Boston Marathon explosions considered ‘an act of terror’
Howard Manly | 4/17/2013, 8:18 a.m.
Boston Police Commissioner Edward Davis said investigators also gathered a large number of surveillance tapes from businesses in the area and intend to go through the video frame by frame. “This is probably one of the most photographed areas in the country yesterday,” he said.
In his comments on Tuesday, Obama praised the efforts of Boston officials, emergency personnel and what he called heroic Americans who provided aid and comfort to those injured during the aftermath of the blasts.
“The American people refuse to be terrorized,” Obama said. “Because what the world saw yesterday in the aftermath of the explosions were stories of heroism and kindness, and generosity and love.”
Obama cited “exhausted runners who kept running to the nearest hospital to give blood, and those who stayed to tend to the wounded, some tearing off their own clothes to make tourniquets.”
But Obama was clear about the investigation. “In the coming days, we will pursue every effort to get to the bottom of what happened,” Obama said. “And we will continue to remain vigilant.”
Until further notice, Copley Square is an active crime scene, and as such, Boylston Street from Berkley Street to Massachusetts Avenue will be closed to food and vehicle traffic as well as all side streets along Boylston Street from Huntington Avenue to Newbury Street.

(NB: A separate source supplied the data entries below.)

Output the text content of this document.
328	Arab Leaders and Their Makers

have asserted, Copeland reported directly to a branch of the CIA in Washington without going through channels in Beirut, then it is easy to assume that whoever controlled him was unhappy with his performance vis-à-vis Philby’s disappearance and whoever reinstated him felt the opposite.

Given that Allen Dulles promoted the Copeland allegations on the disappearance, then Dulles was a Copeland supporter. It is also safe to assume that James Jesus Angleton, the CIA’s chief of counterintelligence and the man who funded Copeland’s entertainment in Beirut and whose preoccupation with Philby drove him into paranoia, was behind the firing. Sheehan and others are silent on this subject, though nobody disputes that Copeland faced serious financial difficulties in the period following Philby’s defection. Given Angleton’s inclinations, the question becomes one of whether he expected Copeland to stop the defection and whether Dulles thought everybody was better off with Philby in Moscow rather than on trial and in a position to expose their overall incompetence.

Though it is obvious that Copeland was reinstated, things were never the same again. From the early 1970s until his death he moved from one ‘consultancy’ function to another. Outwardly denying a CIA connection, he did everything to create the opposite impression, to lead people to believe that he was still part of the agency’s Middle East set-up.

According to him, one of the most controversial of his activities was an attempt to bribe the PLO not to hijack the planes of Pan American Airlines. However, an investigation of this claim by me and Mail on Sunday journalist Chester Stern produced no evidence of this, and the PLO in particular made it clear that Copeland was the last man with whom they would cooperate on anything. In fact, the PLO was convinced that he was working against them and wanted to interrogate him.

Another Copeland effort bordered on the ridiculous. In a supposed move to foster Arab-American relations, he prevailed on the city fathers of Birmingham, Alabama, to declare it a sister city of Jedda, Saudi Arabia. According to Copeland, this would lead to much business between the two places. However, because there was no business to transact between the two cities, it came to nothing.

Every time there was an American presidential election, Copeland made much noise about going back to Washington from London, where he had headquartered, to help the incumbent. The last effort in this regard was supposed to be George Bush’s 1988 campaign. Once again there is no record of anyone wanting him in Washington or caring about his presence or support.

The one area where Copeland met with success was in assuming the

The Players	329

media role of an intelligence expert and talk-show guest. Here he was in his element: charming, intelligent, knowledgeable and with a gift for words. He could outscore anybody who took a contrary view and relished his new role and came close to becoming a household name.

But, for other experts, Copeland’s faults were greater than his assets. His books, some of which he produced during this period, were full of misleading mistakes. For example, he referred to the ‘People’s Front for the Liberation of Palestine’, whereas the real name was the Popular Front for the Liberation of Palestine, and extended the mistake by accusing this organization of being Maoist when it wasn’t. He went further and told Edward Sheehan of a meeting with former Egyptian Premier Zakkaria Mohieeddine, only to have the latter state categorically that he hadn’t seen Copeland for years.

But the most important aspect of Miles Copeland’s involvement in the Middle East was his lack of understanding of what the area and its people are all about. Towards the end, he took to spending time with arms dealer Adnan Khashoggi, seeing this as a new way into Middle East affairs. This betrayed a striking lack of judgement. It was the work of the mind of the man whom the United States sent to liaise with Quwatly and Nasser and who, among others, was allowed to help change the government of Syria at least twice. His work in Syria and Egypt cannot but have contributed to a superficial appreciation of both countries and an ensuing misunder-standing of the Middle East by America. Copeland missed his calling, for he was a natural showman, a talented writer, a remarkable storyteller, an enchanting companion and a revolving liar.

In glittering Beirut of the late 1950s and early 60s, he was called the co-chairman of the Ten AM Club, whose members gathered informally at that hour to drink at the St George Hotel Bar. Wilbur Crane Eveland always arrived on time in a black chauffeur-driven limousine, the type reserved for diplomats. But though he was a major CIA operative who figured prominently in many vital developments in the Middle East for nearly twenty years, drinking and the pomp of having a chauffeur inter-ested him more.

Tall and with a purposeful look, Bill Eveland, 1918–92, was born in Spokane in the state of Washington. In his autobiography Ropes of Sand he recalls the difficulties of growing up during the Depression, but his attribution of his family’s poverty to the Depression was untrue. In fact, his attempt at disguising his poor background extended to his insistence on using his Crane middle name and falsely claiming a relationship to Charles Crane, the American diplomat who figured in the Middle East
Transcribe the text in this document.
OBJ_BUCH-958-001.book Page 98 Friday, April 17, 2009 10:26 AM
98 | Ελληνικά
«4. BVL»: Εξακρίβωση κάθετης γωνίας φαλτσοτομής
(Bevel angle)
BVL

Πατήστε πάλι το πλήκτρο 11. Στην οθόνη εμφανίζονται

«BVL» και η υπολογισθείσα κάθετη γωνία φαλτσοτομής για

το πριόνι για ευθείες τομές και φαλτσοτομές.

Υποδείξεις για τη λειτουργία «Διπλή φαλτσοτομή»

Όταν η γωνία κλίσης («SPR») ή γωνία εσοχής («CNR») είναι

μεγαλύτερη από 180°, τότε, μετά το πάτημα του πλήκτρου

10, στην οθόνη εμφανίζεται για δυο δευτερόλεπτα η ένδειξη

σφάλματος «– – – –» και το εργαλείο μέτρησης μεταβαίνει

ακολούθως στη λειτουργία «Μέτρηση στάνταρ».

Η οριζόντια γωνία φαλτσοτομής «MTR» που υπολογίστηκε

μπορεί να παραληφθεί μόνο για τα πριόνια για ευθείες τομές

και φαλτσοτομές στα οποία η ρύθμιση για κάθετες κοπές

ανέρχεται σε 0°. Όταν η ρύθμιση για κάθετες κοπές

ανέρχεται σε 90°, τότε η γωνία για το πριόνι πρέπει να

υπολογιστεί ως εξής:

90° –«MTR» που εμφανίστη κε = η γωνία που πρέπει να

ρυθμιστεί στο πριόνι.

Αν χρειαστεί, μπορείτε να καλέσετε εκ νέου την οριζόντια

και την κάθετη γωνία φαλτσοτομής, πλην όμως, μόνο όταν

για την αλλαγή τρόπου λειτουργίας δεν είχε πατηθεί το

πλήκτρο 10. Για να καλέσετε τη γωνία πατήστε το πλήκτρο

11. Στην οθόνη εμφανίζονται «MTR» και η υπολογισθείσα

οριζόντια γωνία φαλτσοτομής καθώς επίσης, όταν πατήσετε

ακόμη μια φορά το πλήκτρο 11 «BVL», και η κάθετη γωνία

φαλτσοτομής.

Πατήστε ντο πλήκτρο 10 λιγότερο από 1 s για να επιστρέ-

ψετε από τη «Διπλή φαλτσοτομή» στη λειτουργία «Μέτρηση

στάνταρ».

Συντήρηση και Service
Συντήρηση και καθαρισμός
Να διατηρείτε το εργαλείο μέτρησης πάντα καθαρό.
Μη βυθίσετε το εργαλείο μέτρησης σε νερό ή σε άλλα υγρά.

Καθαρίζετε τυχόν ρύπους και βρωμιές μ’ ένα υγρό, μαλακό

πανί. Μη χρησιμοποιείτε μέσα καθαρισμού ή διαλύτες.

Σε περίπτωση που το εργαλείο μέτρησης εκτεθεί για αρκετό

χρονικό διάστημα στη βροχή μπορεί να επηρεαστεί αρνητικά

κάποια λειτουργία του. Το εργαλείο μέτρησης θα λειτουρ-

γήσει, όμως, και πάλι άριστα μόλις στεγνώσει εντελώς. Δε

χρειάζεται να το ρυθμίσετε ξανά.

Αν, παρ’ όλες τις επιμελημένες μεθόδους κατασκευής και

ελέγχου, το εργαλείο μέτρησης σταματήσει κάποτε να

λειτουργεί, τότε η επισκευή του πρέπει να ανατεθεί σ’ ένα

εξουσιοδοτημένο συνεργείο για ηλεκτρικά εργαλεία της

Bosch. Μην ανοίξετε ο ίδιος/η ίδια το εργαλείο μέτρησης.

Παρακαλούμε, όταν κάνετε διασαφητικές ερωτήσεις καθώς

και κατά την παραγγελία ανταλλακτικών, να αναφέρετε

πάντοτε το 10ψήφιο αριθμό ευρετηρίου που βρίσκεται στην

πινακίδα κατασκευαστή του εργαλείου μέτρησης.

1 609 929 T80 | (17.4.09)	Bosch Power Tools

The attack appears to have been timed for maximum bloodshed: The four-hour mark is typically a crowded time near the finish line because of the slow-but-steady recreational runners completing the race and because of all the friends and relatives clustered around to cheer them on.
Davis, the police commissioner, said authorities had received “no specific intelligence that anything was going to happen” at the race. On Tuesday, he said that two security sweeps of the route had been conducted before the marathon.